What happens when you have too much time on your hands and you are getting drunk on vodka with a russian mathematician? Well, you get to proving that trancendental numbers are really digit sequences of uniform distribution over the 0 to 9 range.

Now that I am sober, I don't understand much of the reason behind all that, but this is a pretty nifty tool to print the relative density of digits in any numeric sequence. You can even use 'bc' or another arbitrary precision calculator to generate your large numbers.

How can we make this obfuscated?

Thanks japhy for your help. I've incorporated the smaller reader.
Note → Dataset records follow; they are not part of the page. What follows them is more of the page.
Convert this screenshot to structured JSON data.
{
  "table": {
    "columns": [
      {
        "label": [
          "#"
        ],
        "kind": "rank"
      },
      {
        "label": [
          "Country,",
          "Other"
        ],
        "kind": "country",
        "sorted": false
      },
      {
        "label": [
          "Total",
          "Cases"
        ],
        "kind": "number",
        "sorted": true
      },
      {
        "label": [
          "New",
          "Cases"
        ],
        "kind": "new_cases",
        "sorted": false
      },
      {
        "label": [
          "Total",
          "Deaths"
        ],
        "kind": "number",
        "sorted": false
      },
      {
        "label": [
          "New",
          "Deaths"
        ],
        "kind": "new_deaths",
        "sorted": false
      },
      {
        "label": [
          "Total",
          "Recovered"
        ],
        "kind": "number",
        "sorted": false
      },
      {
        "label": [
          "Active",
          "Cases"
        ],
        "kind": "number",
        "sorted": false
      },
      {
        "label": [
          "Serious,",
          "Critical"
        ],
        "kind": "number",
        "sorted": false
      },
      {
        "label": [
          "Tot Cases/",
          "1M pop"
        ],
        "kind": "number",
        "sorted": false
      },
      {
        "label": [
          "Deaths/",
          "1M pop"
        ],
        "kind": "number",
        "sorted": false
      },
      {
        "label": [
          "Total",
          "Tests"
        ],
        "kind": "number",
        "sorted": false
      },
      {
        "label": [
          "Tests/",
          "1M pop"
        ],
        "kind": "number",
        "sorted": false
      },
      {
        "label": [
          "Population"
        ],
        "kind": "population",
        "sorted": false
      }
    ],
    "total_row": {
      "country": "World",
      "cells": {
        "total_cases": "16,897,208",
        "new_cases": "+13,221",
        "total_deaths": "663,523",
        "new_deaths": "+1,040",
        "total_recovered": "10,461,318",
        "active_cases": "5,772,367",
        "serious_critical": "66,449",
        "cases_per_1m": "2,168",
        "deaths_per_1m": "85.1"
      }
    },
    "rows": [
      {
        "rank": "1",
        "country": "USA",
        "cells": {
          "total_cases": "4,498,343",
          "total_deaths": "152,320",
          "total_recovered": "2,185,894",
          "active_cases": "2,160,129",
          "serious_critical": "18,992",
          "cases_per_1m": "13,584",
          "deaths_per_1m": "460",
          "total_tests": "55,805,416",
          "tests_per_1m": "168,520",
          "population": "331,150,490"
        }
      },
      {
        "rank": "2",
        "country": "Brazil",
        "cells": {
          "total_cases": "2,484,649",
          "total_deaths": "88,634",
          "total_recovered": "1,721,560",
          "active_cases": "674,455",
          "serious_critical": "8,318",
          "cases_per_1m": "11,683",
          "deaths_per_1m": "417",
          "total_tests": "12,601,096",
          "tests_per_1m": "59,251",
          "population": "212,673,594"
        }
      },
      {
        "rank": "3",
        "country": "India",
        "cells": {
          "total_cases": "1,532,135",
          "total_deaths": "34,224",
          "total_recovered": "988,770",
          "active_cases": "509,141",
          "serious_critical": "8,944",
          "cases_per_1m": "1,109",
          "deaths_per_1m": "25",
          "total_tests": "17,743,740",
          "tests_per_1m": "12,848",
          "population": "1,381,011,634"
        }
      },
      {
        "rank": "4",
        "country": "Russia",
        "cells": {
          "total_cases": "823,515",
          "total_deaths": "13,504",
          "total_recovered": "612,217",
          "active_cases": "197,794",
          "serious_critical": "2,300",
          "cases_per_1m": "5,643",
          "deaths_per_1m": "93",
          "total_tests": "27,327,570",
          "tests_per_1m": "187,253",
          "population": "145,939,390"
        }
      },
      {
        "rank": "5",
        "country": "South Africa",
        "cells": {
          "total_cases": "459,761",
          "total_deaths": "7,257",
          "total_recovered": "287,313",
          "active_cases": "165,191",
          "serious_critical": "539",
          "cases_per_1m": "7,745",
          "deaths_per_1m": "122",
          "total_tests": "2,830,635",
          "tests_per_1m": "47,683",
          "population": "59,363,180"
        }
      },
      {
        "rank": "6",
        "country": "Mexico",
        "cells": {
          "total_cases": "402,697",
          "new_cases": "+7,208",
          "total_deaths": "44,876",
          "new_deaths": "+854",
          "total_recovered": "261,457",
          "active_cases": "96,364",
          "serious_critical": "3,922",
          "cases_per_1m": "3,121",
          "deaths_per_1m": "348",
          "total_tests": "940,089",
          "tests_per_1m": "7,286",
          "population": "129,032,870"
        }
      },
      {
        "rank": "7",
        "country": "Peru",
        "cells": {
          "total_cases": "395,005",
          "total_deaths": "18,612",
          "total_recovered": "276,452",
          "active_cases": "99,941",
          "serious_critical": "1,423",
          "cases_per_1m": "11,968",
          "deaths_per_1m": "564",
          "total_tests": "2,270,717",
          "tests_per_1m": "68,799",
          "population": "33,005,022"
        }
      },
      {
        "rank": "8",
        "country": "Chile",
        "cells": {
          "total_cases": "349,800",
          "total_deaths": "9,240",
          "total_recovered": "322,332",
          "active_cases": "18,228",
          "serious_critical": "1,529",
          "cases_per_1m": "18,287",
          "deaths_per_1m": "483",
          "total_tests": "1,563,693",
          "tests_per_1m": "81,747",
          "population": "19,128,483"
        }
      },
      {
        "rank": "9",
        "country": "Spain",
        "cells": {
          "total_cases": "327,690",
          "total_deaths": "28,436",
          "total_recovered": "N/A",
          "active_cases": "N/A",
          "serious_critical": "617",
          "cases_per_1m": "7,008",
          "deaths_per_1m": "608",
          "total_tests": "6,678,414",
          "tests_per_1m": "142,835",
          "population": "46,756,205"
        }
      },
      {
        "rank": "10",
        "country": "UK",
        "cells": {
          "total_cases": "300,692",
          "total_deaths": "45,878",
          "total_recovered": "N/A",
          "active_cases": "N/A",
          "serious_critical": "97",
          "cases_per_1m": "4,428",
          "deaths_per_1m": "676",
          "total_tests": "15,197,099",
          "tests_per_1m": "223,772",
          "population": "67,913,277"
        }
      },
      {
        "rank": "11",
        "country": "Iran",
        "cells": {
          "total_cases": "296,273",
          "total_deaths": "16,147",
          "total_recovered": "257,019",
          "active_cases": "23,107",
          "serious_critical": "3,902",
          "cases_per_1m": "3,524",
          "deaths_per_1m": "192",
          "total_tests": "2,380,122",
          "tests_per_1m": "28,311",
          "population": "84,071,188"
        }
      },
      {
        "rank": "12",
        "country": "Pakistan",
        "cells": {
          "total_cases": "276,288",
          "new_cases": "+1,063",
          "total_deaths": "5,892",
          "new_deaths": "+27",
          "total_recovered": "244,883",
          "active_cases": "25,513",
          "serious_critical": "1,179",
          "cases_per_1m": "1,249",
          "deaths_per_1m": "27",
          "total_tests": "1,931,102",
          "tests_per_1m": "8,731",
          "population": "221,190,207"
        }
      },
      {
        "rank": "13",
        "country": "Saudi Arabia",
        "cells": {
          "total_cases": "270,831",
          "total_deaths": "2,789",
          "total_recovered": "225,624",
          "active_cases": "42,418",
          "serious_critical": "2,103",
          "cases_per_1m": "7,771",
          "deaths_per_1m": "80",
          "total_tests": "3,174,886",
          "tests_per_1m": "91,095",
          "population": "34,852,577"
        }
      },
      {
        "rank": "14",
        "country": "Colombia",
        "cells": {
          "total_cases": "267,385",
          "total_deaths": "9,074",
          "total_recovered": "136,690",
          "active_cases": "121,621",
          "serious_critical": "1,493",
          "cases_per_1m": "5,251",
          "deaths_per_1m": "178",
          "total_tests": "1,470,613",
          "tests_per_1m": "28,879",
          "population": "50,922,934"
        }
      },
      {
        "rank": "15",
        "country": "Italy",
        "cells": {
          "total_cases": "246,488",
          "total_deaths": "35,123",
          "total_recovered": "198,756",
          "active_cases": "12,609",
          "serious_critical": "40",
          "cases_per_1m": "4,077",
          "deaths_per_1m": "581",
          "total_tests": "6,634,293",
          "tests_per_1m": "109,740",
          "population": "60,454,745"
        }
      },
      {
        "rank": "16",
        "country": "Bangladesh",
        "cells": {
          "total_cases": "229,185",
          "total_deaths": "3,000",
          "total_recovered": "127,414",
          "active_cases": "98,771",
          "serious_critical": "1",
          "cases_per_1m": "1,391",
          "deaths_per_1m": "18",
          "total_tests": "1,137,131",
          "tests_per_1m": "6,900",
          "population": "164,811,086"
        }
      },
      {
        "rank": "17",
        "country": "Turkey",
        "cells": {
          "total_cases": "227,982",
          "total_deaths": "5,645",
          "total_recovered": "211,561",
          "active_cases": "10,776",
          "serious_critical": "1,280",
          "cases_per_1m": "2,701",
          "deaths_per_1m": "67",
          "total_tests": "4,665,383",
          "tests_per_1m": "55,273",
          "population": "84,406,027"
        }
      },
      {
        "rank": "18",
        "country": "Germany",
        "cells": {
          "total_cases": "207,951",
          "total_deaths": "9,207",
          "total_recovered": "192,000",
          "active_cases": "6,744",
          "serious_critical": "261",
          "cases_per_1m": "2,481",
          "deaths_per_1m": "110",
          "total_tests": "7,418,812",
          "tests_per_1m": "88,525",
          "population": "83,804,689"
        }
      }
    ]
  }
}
Actually looking at your array duplication, I can further take out the inner for loop.

#!/usr/bin/perl
#script.pl
#basically read all the input, separate the digits, and
#then figure out how many of each are there.
#@p=split(//,'0000000000');
#map ($_ =~ s/\D//g, @x=<>);
#map ( {$p[$_]++;$c++} split(//,join('',@x)));
#print join("\n", map({ $l=$m++.' -->';for ($k=0;$k<($_/$c)*100;$k++)
+{ $l.="*"; }; $l; } @p))."\n";
@p=(0)x10;
$_=join '', <>;
++$c&&$p[$&]++while/\d/g;
print join("\n", map({ $m++.' -->'.(('*')x(($_/$c)*100));} @p))."\n";
# use with bc as
# echo "space 20;sqrt(2)" | bc -lq | script.pl

Shoot. I am missing something here. I tried your code. It loops the right number of times, but it seems to only see the last character (the first match in a greedy match). So an input of '12345' looks like '55555'.

To test I tried

$x="12345";
for ($x=~ /./g) {
print $&;
}
print "\n";

Your assumptions about digit distribution of transcendental
numbers are incorrect. There are 2 separate concepts:
Transcendental numbers are number like e and π and
a=10^-(1!)+10^-(2!)+10^-(3!)+10^-(4!)+... which are
not roots of equations with rational coefficients. Normal
numbers are numbers (like 0.12345678910111213141516...,
although that is hard to prove!) that have every finite
sequence of digits (either in their base-10 representation
(or some other base) or, if you take the stronger more
common definition, in all bases) appearing at the
"appropriate" frequency.

It is not known whether π is normal. (See
my
writeup on Everything2 for details and more links).
It is known that many transcendental numbers are
not normal. For instance, the number a above cannot be
normal, as the only digits appearing in its decimal
representation are 0 and 1.